E.I. du Pont: Shaping America with Science and Engineering
When 29-year-old Eleuthère Irénée du Pont set sail for America in 1799, he had no idea he’d soon found a company that would change the course of science and business in the United States. That company would also, many years later, play a key role in the “westward expansion” that would be one of the defining themes of 19th century American history.
Yet even with all that to come, young E.I. du Pont had already experienced a lifetime’s worth of adventure.
His father, Pierre Samuel du Pont, was an influential figure in France. Pierre’s many roles included publisher, economist and advisor to the monarch, Louis XVI.
Inspired at a Young Age
Pierre was also a friend of Antoine Lavoisier, who came to be known as “the father of modern chemistry.” And so, in 1785 at age 14, E.I., demonstrating an early interest in science, became an apprentice to Lavoisier at the French government agency responsible for the manufacturing of gunpowder.

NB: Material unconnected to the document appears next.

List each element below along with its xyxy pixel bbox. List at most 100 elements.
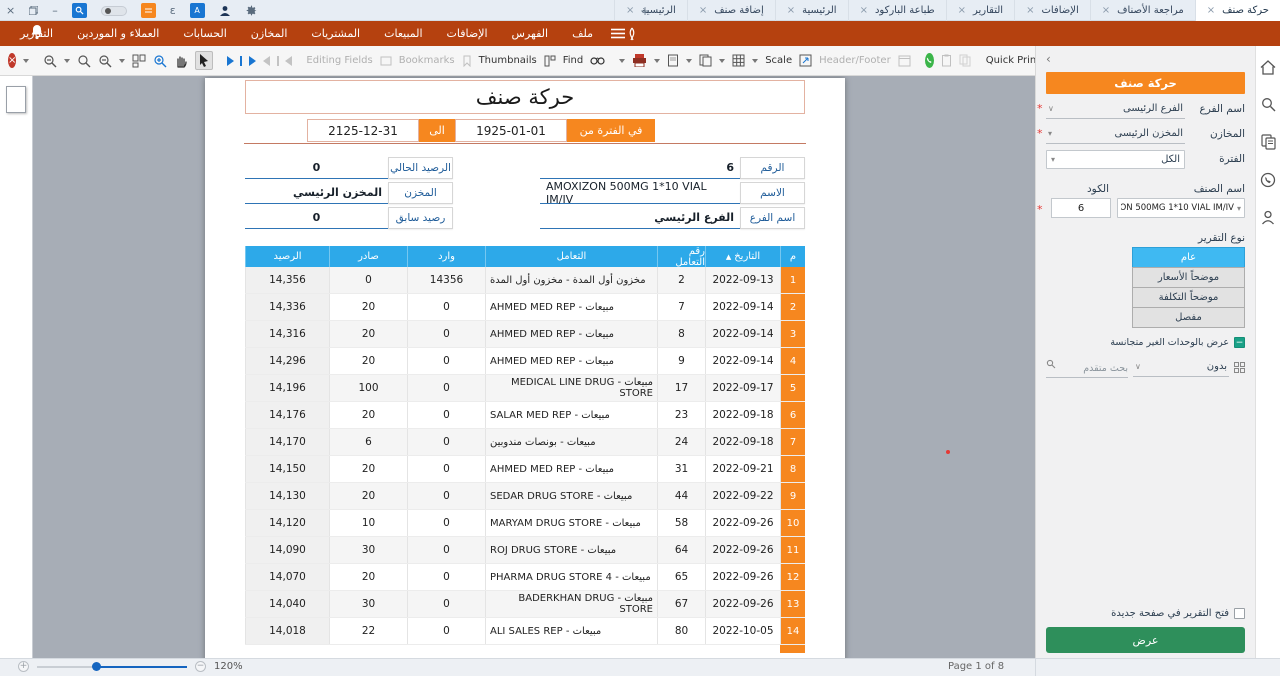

Before this period, gunpowder was produced by artisans who measured out ingredients by feel, explains Thomas Apel, a research fellow with the Chemical Heritage Foundation.1 But around this time, the French government wanted to replace this method and instead, take an approach based on scientific reasoning. They turned to Lavoisier, who was earning great acclaim for changing chemistry from a qualitative to quantitative discipline, to do so.

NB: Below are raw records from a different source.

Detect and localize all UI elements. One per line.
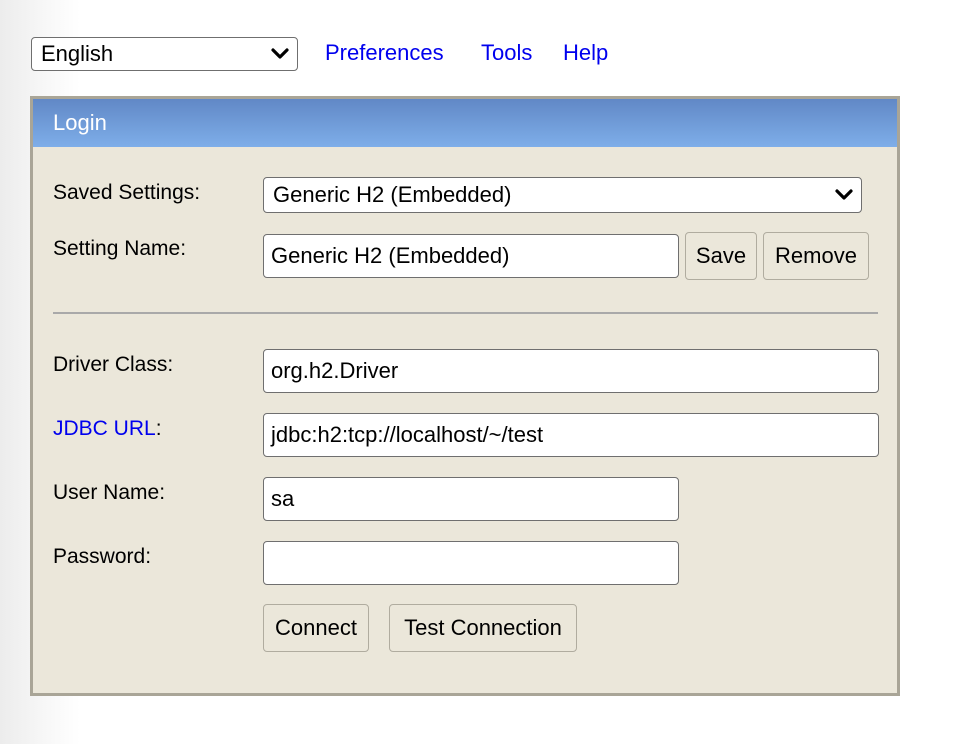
user-name-input[interactable]: sa — [263, 477, 679, 521]
remove-button[interactable]: Remove — [763, 232, 869, 280]
chevron-down-icon — [835, 189, 853, 200]
language-select-value: English — [41, 41, 114, 66]
user-name-label: User Name: — [53, 481, 166, 504]
jdbc-url-input[interactable]: jdbc:h2:tcp://localhost/~/test — [263, 413, 879, 457]
test-connection-button[interactable]: Test Connection — [389, 604, 577, 652]
jdbc-url-help-link[interactable]: JDBC URL — [53, 417, 156, 440]
connect-button[interactable]: Connect — [263, 604, 369, 652]
chevron-down-icon — [271, 48, 289, 59]
login-panel: Login Saved Settings: Generic H2 (Embedd… — [30, 96, 900, 696]
password-label: Password: — [53, 545, 152, 568]
save-button[interactable]: Save — [685, 232, 757, 280]
driver-class-input-value: org.h2.Driver — [271, 358, 399, 383]
setting-name-input[interactable]: Generic H2 (Embedded) — [263, 234, 679, 278]
setting-name-input-value: Generic H2 (Embedded) — [271, 243, 510, 268]
login-panel-header: Login — [33, 99, 897, 147]
top-bar: English — [31, 37, 298, 71]
user-name-input-value: sa — [271, 486, 295, 511]
driver-class-label: Driver Class: — [53, 353, 174, 376]
jdbc-url-label: JDBC URL: — [53, 417, 162, 441]
tools-link[interactable]: Tools — [481, 40, 532, 66]
language-select[interactable]: English — [31, 37, 298, 71]
password-input[interactable] — [263, 541, 679, 585]
jdbc-url-label-suffix: : — [155, 417, 162, 440]
login-panel-title: Login — [53, 110, 107, 135]
jdbc-url-input-value: jdbc:h2:tcp://localhost/~/test — [271, 422, 544, 447]
saved-settings-label: Saved Settings: — [53, 181, 201, 204]
divider — [53, 312, 878, 314]
setting-name-label: Setting Name: — [53, 237, 187, 260]
preferences-link[interactable]: Preferences — [325, 40, 444, 66]
saved-settings-select[interactable]: Generic H2 (Embedded) — [263, 177, 862, 213]
driver-class-input[interactable]: org.h2.Driver — [263, 349, 879, 393]
help-link[interactable]: Help — [563, 40, 608, 66]
saved-settings-select-value: Generic H2 (Embedded) — [273, 182, 512, 207]
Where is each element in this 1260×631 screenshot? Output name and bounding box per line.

“The typical chemistry student in this period would sit in a classroom and watch his professor perform experiments,” Apel says. “In contrast, du Pont would have been working at a well-organized, well-staffed chemical enterprise devoted to all facets of gunpowder. There was nothing else at the time that has this level of chemical endeavor that was so well-organized.”
Irénée du Pont2, Jr., E.I.’s great grandson, said that Louis XVI required Lavoisier to build his own house in the middle of the gunpowder plant to ensure he always kept safety in mind. The apprentice lived in the same house, meaning that safety was on the top of E.I.’s mind as well.

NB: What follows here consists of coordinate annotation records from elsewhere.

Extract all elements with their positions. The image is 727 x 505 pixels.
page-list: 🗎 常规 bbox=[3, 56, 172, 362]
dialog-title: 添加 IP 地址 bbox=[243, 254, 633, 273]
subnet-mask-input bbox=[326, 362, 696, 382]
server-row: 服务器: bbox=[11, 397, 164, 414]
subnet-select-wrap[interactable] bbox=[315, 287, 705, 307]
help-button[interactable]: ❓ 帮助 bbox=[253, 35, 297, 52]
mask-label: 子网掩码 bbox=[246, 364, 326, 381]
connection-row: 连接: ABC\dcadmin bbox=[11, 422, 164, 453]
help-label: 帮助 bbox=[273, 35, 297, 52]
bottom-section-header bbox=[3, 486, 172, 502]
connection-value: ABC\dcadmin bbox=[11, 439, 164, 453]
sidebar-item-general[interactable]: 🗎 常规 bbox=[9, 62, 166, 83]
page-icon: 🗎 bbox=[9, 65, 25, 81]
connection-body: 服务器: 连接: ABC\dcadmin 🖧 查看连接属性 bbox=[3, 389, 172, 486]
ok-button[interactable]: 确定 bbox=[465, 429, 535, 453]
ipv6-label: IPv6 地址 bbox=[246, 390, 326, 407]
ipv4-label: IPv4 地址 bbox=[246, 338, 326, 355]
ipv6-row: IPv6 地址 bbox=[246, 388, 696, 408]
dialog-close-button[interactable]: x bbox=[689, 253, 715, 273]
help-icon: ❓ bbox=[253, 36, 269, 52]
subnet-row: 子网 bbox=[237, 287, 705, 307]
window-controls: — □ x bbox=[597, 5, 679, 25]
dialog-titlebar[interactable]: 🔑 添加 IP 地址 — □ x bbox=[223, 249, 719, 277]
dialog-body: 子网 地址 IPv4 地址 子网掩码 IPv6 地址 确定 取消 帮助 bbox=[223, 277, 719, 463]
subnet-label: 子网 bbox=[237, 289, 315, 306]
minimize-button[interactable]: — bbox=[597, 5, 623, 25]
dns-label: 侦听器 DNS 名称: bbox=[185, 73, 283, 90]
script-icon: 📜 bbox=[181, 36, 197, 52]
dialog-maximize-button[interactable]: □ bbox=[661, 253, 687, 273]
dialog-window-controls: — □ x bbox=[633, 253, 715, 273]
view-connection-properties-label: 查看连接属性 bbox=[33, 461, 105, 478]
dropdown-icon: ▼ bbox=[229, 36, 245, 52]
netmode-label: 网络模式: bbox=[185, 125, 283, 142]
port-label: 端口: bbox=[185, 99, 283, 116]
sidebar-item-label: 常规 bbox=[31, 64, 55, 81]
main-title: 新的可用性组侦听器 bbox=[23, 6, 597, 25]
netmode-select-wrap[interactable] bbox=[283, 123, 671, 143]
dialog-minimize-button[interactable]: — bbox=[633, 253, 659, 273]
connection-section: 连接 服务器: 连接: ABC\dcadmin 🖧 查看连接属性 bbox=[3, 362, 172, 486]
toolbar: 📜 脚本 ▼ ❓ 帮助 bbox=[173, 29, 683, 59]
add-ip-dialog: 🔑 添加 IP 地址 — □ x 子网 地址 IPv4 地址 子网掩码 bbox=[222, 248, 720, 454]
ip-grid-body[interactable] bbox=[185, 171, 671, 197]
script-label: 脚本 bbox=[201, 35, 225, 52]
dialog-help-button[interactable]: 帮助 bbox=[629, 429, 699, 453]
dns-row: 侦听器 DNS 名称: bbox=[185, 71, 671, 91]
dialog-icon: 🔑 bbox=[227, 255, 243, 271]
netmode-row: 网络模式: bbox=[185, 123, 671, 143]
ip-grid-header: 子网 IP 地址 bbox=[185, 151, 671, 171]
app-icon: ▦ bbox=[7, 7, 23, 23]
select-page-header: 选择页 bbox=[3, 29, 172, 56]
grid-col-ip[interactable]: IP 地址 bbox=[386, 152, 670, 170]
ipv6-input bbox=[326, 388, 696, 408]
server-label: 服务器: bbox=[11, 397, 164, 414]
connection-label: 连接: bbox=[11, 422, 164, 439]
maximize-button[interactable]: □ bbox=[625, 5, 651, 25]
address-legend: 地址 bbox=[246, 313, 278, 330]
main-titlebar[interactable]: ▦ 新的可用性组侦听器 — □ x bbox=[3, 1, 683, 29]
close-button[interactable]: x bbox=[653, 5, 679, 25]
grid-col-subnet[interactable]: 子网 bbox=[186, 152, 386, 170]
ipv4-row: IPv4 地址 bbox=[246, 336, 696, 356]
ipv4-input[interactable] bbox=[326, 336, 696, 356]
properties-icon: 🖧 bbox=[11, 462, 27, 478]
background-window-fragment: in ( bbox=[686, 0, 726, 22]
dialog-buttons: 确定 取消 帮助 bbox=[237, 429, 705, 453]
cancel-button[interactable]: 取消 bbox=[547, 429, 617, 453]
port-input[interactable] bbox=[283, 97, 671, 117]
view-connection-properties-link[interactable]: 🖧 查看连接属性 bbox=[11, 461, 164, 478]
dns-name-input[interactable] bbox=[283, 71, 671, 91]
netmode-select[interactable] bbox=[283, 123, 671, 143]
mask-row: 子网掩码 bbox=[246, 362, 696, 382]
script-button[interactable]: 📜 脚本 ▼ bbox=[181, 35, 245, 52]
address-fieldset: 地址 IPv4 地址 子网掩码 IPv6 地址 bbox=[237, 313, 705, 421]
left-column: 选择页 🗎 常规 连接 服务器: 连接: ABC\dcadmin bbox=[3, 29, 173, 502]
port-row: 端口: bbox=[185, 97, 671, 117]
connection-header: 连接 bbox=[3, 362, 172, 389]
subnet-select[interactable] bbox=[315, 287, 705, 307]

After E.I. du Pont left the French gunpowder plant, his interest in science, particularly botany, continued to flourish.
Norman B. Wilkinson, author of the book “E.I. du Pont, Botaniste,” details E.I.’s impressive work ethic and devotion to rigid scientific principles. E.I. would rise at 5 a.m. to get to a 6 a.m. botany class, where he “took scrupulous notes during the three hours of lectures and demonstrations.” Then he hurried to his job managing his father’s printing business by 9:30. After work, E.I. would transcribe his rough notes into neater, more legible ones.
Political & Social Upheaval in France
Soon, though, tumultuous events would interrupt his scientific studies. The 1790s in France were dominated by the French Revolution, a period of ideological, political and social upheaval. Both Louis XVI and E.I.’s former mentor, Antoine Lavoisier, were executed by the revolutionaries. Pierre, as a former advisor to the king, nearly suffered the same fate.
While Pierre and E.I. spent a night in a French prison, their home and printing presses were ransacked. After their release, the family moved to the United States along with other French émigrés.
The du Pont family played a key role in those early days of the U.S. In mid-April 1800, Thomas Jefferson, who was then vice president of the young country, asked for Pierre du Pont’s suggestions3 on what branches of science should be incorporated into the curriculum in American schools. Later, Pierre helped negotiate the Louisiana Purchase from France.
Change of Plans
E.I., whose passport listed his profession as “botany,” had originally thought to devote those talents to landscaping the public buildings and estates sprouting up in the fast-growing country, according to Wilkinson. But he realized there were greater opportunities in the emerging nation for better gunpowder, since the powder in the U.S. at the time was both expensive and of poor quality.
In the 1780s and 1790s, Americans were enthusiastic about French chemical notions, particularly their theories on the forces of nature behind chemistry, Apel says. By the time du Pont reached Delaware in the early 1800s, that popularity had declined.
“People were suspicious of the philosophy of chemistry,” Apel says. “But they were very interested in the applied aspects of the science that could be used to fuel the expansionist hopes of the U.S.”
In 1803, E.I. du Pont established E.I. du Pont de Nemours and Co. on the banks of the Brandywine River, instituting many of the principles he learned as an apprentice to the father of modern chemistry. E.I. used the most advanced technology to make powder4 with charcoal made from local willow trees, sulfur, saltpeter shipped in on the Delaware River, and water power controlled by French water wheels and turbines.
He instituted the same safety practices he had learned many years before too, building his own residence on a hill just a few hundred yards away from the machinery that was making the powder. “And they had a very good record” for safety, notes his great grandson. Company rules dictated “workers must wear shoes without nails to avoid sparks and are made to turn out their pockets to show they aren’t carrying matches.”
The quality of the powder that his company produced was quickly apparent. In 1811, Thomas Jefferson5 wrote du Pont asking to purchase gunpowder to remove rocks from his Monticello estate, noting that the powder sold locally was “wretched.”
That year, du Pont’s company became the largest manufacturer of gunpowder in the U.S. The War of 1812 boosted demand for their product even more, and afterwards large amounts of powder were needed to blast open coal mines and build roads, canals, and railroads as the country expanded.
After spending some years back in France, E.I.’s father returned to America in 1815. “Pierre was astonished at his son’s success and proclaimed him ‘a great man.’”6
du Pont spent 32 years as the president of the company that bears his name. And throughout that time his interest in science continued. He’d roam the woodlands near his home, collecting seeds he sent to botanists and foresters in France. He became fascinated with cross-breeding, and conducted experiments in hybridization.
du Pont’s devotion to science and agriculture live on today in the company he founded, which is devoted to solving the world’s biggest challenges with a rigorous approach to world-class science and engineering.